The Insured Retirement Institute is one of several business organizations to take issue with the so-called BIC exemption, which it argues would entail a major disruption in the way advisors work with clients. The group is calling on the Department of Labor to modify the BIC provisions so that retail investors would not have to sign a specific contract, but that the best-interest obligations would instead be included in a unilateral advice agreement. Additionally, IRI is calling for the contract requirement to be triggered ahead of making a transaction, rather than providing a recommendation, and is asking the DoL to narrow the scope of the best-interest provisions.

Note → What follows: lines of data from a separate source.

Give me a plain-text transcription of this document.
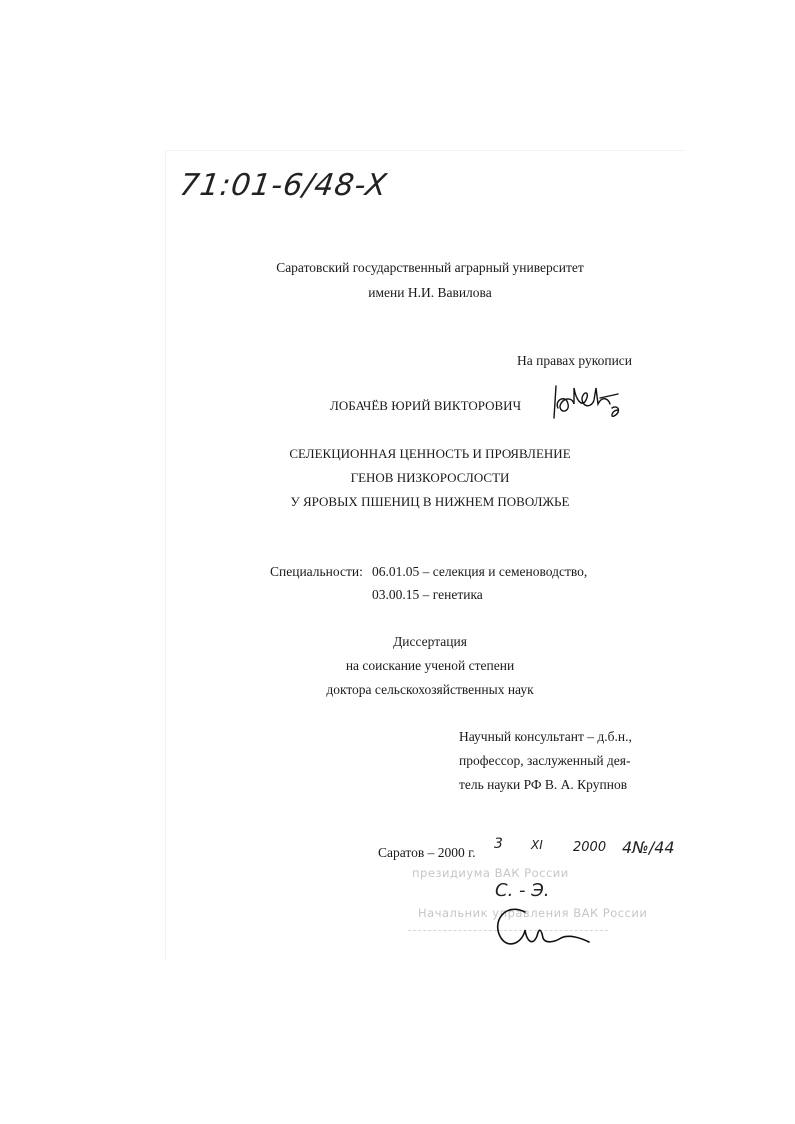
71:01-6/48-X
Саратовский государственный аграрный университет
имени Н.И. Вавилова
На правах рукописи
ЛОБАЧЁВ ЮРИЙ ВИКТОРОВИЧ
СЕЛЕКЦИОННАЯ ЦЕННОСТЬ И ПРОЯВЛЕНИЕ
ГЕНОВ НИЗКОРОСЛОСТИ
У ЯРОВЫХ ПШЕНИЦ В НИЖНЕМ ПОВОЛЖЬЕ
Специальности: 06.01.05 – селекция и семеноводство,
03.00.15 – генетика
Диссертация
на соискание ученой степени
доктора сельскохозяйственных наук
Научный консультант – д.б.н.,
профессор, заслуженный дея-
тель науки РФ В. А. Крупнов
Саратов – 2000 г.
президиума ВАК России
Начальник управления ВАК России
3 XI 2000 4№/44
С. - Э.
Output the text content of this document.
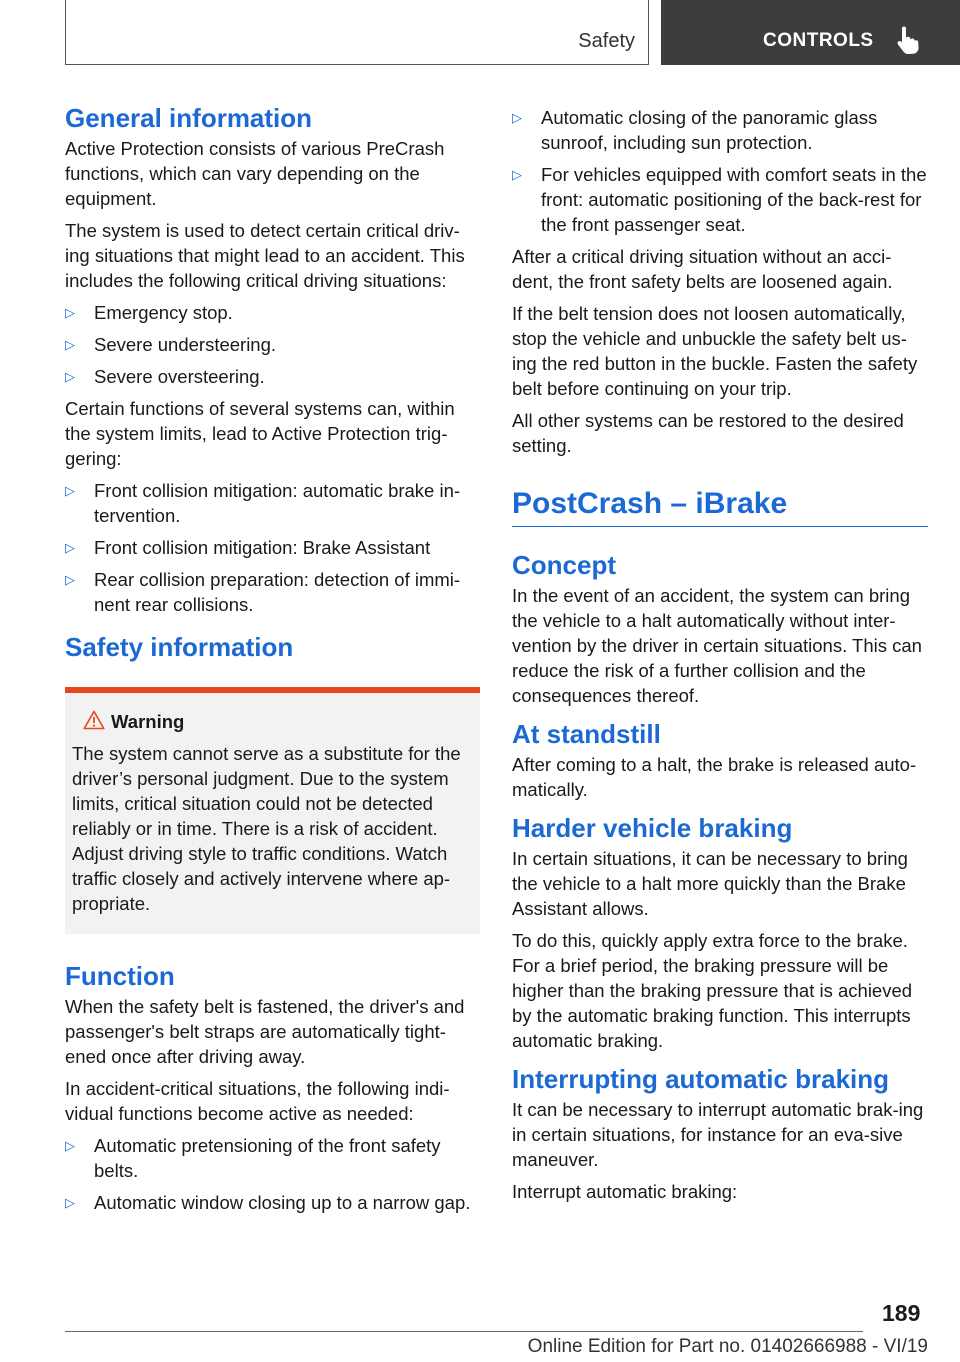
Safety	CONTROLS
General information

Active Protection consists of various PreCrash functions, which can vary depending on the equipment.

The system is used to detect certain critical driv‐ing situations that might lead to an accident. This includes the following critical driving situations:

▷ Emergency stop.
▷ Severe understeering.
▷ Severe oversteering.

Certain functions of several systems can, within the system limits, lead to Active Protection trig‐gering:

▷ Front collision mitigation: automatic brake in‐tervention.
▷ Front collision mitigation: Brake Assistant
▷ Rear collision preparation: detection of immi‐nent rear collisions.
Safety information
Warning

The system cannot serve as a substitute for the driver’s personal judgment. Due to the system limits, critical situation could not be detected reliably or in time. There is a risk of accident. Adjust driving style to traffic conditions. Watch traffic closely and actively intervene where ap‐propriate.

Function

When the safety belt is fastened, the driver's and passenger's belt straps are automatically tight‐ened once after driving away.

In accident-critical situations, the following indi‐vidual functions become active as needed:

▷ Automatic pretensioning of the front safety belts.
▷ Automatic window closing up to a narrow gap.
▷ Automatic closing of the panoramic glass sunroof, including sun protection.
▷ For vehicles equipped with comfort seats in the front: automatic positioning of the back‐rest for the front passenger seat.

After a critical driving situation without an acci‐dent, the front safety belts are loosened again.

If the belt tension does not loosen automatically, stop the vehicle and unbuckle the safety belt us‐ing the red button in the buckle. Fasten the safety belt before continuing on your trip.

All other systems can be restored to the desired setting.

PostCrash – iBrake
Concept

In the event of an accident, the system can bring the vehicle to a halt automatically without inter‐vention by the driver in certain situations. This can reduce the risk of a further collision and the consequences thereof.

At standstill

After coming to a halt, the brake is released auto‐matically.

Harder vehicle braking

In certain situations, it can be necessary to bring the vehicle to a halt more quickly than the Brake Assistant allows.

To do this, quickly apply extra force to the brake. For a brief period, the braking pressure will be higher than the braking pressure that is achieved by the automatic braking function. This interrupts automatic braking.

Interrupting automatic braking

It can be necessary to interrupt automatic brak‐ing in certain situations, for instance for an eva‐sive maneuver.

Interrupt automatic braking:

189
Online Edition for Part no. 01402666988 - VI/19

"The definition of the term 'best interest' in the proposed BIC exemption is overly prescriptive and should be revised to make clear that advisors and financial institutions must always put their clients' interests first, but would not be required to completely disregard their own legitimate business interests," IRI writes.

NOT ENOUGH?

Some consumer advocates counter that the contract provisions don't go far enough. In comments filed with the DoL, the Institute for the Fiduciary Standard cautions that some firms might comply with the letter of the regulation but not its spirit. "The main risk," the institute writes, "is that these firms will agree to meet the best interest standard and hold themselves out as such; yet, they won't materially change their practices and, instead, make voluminous arguments why their current practices are best practices. They will essentially place a bet that their legal arguments prevail in any subsequent enforcement action or legal challenge."

But some firms have argued that the BIC exemption is simply unworkable, and would compel them to abandon the brokerage channel in the retirement space. A top executive with Janney Montgomery Scott vowed as much at a recent SEC committee meeting.

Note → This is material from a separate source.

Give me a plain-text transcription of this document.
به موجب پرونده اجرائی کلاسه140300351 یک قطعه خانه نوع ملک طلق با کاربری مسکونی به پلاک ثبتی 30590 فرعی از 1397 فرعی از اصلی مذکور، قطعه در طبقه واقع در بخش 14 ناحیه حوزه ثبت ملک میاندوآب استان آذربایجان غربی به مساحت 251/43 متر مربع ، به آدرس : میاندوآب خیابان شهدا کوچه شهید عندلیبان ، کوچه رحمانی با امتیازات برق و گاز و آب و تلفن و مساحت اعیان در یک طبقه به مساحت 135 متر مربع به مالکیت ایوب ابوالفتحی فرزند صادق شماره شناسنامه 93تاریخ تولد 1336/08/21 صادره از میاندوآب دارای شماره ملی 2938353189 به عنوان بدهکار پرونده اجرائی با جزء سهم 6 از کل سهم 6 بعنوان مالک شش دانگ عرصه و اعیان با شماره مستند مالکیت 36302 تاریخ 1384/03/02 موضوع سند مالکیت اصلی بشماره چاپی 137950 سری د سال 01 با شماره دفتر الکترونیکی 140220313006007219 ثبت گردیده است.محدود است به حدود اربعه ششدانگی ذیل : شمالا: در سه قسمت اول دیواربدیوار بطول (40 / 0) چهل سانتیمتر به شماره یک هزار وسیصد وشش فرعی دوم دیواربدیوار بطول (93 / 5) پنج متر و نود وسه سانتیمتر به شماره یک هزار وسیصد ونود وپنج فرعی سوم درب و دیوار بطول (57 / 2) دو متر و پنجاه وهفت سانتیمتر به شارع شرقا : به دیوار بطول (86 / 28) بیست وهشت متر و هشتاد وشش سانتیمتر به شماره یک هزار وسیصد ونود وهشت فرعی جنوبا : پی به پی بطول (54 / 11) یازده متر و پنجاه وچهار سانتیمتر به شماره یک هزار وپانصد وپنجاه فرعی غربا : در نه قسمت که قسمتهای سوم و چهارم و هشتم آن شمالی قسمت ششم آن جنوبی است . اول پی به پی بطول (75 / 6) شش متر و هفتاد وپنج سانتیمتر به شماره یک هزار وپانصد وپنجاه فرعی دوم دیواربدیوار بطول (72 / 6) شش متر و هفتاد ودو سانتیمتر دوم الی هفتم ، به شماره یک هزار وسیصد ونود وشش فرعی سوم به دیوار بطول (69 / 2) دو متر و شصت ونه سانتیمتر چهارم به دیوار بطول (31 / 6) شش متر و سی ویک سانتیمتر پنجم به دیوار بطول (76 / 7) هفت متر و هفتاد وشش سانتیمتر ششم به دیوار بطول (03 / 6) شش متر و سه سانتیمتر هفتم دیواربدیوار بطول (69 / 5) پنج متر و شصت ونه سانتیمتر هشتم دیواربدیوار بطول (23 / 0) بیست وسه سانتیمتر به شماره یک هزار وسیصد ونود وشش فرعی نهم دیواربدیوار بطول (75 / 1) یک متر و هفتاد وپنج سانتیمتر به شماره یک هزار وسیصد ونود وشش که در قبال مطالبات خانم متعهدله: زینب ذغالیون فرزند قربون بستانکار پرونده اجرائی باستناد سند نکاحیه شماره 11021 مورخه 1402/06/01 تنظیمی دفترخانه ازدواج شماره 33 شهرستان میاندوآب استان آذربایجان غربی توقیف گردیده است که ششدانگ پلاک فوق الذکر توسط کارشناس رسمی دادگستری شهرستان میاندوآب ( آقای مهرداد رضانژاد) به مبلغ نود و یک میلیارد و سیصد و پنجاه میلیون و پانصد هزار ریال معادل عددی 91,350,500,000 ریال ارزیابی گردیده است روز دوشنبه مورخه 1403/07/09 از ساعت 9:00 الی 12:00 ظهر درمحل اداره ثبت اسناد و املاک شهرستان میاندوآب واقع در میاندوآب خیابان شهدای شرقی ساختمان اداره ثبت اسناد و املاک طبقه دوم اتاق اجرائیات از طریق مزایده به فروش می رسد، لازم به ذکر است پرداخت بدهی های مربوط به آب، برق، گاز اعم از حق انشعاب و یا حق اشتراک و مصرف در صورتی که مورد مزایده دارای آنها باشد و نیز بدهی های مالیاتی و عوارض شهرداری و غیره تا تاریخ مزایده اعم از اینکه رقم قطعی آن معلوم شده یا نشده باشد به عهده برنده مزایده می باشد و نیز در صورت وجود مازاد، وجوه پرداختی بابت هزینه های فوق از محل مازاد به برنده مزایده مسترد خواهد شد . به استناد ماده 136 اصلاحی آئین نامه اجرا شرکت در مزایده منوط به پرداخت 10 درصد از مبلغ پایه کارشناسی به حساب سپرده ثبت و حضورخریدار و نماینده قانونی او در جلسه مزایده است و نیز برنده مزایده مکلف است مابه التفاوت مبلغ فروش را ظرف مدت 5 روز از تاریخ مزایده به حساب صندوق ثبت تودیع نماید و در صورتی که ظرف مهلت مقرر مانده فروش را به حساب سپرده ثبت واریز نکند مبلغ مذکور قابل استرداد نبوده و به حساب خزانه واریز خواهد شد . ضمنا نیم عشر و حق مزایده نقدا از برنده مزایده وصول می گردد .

A consortium of leading advisory players, including Schwab, LPL Financial and Ameriprise, is warning that small businesses and individual investors who don't meet the minimum requirements for fee-based accounts will lose access to retirement guidance.

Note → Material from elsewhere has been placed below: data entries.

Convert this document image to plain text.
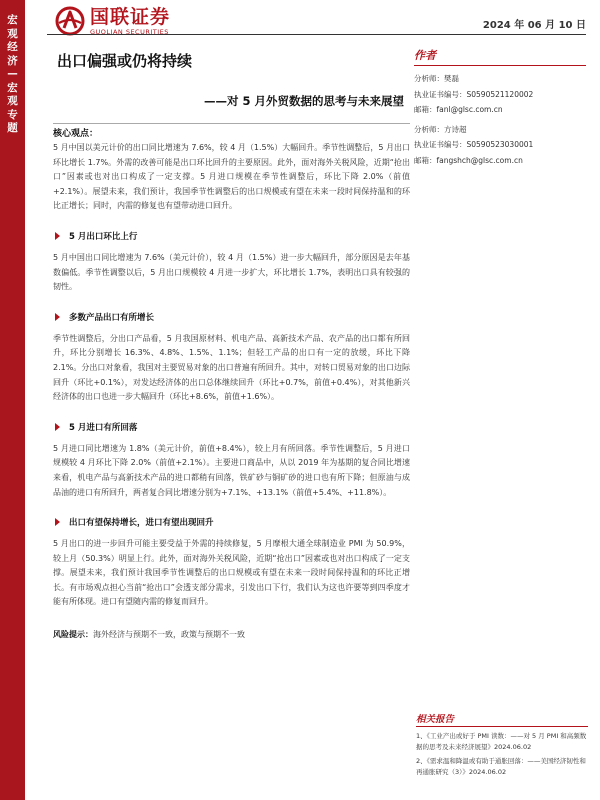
宏观经济—宏观专题
国联证券
GUOLIAN SECURITIES
2024 年 06 月 10 日
出口偏强或仍将持续
——对 5 月外贸数据的思考与未来展望
作者
分析师：樊磊
执业证书编号：S0590521120002
邮箱：fanl@glsc.com.cn
分析师：方诗超
执业证书编号：S0590523030001
邮箱：fangshch@glsc.com.cn
核心观点：

5 月中国以美元计价的出口同比增速为 7.6%，较 4 月（1.5%）大幅回升。季节性调整后，5 月出口环比增长 1.7%。外需的改善可能是出口环比回升的主要原因。此外，面对海外关税风险，近期“抢出口”因素或也对出口构成了一定支撑。5 月进口规模在季节性调整后，环比下降 2.0%（前值+2.1%）。展望未来，我们预计，我国季节性调整后的出口规模或有望在未来一段时间保持温和的环比正增长；同时，内需的修复也有望带动进口回升。

5 月出口环比上行

5 月中国出口同比增速为 7.6%（美元计价），较 4 月（1.5%）进一步大幅回升，部分原因是去年基数偏低。季节性调整以后，5 月出口规模较 4 月进一步扩大，环比增长 1.7%，表明出口具有较强的韧性。

多数产品出口有所增长

季节性调整后，分出口产品看，5 月我国原材料、机电产品、高新技术产品、农产品的出口都有所回升，环比分别增长 16.3%、4.8%、1.5%、1.1%；但轻工产品的出口有一定的放缓，环比下降 2.1%。分出口对象看，我国对主要贸易对象的出口普遍有所回升。其中，对转口贸易对象的出口边际回升（环比+0.1%），对发达经济体的出口总体继续回升（环比+0.7%，前值+0.4%），对其他新兴经济体的出口也进一步大幅回升（环比+8.6%，前值+1.6%）。

5 月进口有所回落

5 月进口同比增速为 1.8%（美元计价，前值+8.4%），较上月有所回落。季节性调整后，5 月进口规模较 4 月环比下降 2.0%（前值+2.1%）。主要进口商品中，从以 2019 年为基期的复合同比增速来看，机电产品与高新技术产品的进口都稍有回落，铁矿砂与铜矿砂的进口也有所下降；但原油与成品油的进口有所回升，两者复合同比增速分别为+7.1%、+13.1%（前值+5.4%、+11.8%）。

出口有望保持增长，进口有望出现回升

5 月出口的进一步回升可能主要受益于外需的持续修复，5 月摩根大通全球制造业 PMI 为 50.9%，较上月（50.3%）明显上行。此外，面对海外关税风险，近期“抢出口”因素或也对出口构成了一定支撑。展望未来，我们预计我国季节性调整后的出口规模或有望在未来一段时间保持温和的环比正增长。有市场观点担心当前“抢出口”会透支部分需求，引发出口下行，我们认为这也许要等到四季度才能有所体现。进口有望随内需的修复而回升。

风险提示：海外经济与预期不一致，政策与预期不一致
相关报告
1、《工业产出或好于 PMI 读数：——对 5 月 PMI 和高频数据的思考及未来经济展望》2024.06.02
2、《需求温和降温或有助于通胀回落：——美国经济韧性和再通胀研究（3）》2024.06.02
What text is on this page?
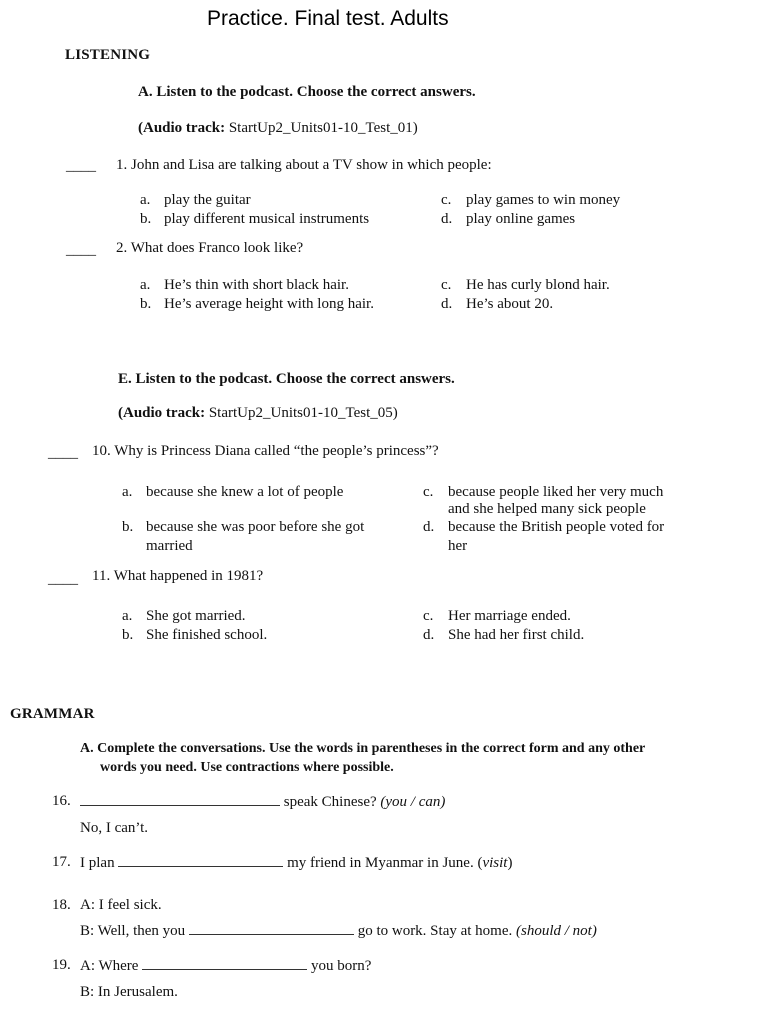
Practice. Final test. Adults
LISTENING
A. Listen to the podcast. Choose the correct answers.
(Audio track: StartUp2_Units01-10_Test_01)
____ 1. John and Lisa are talking about a TV show in which people:
a. play the guitar
b. play different musical instruments
c. play games to win money
d. play online games
____ 2. What does Franco look like?
a. He’s thin with short black hair.
b. He’s average height with long hair.
c. He has curly blond hair.
d. He’s about 20.
E. Listen to the podcast. Choose the correct answers.
(Audio track: StartUp2_Units01-10_Test_05)
____ 10. Why is Princess Diana called “the people’s princess”?
a. because she knew a lot of people
b. because she was poor before she got
married
c. because people liked her very much
and she helped many sick people
d. because the British people voted for
her
____ 11. What happened in 1981?
a. She got married.
b. She finished school.
c. Her marriage ended.
d. She had her first child.
GRAMMAR
A. Complete the conversations. Use the words in parentheses in the correct form and any other
words you need. Use contractions where possible.
16.	speak Chinese? (you / can)
No, I can’t.
17. I plan	my friend in Myanmar in June. (visit)
18. A: I feel sick.
B: Well, then you	go to work. Stay at home. (should / not)
19. A: Where	you born?
B: In Jerusalem.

Despite the DoL's assurance that it is not taking aim at any specific business model with its proposal, some argue it is doing just that by proposing what would amount to an effective ban on commissions. Still others take aim at the DoL on philosophical and procedural grounds.

SEC Commissioner Daniel Gallagher, an outspoken critic of the fiduciary initiative, calls the proposal a "fait accompli," suggests that "the comment process is merely perfunctory," and dismisses the undertaking as "rampant nanny-statism."

The DoL is planning to hold a public hearing on its fiduciary proposal in August, to be followed by a month-long comment period.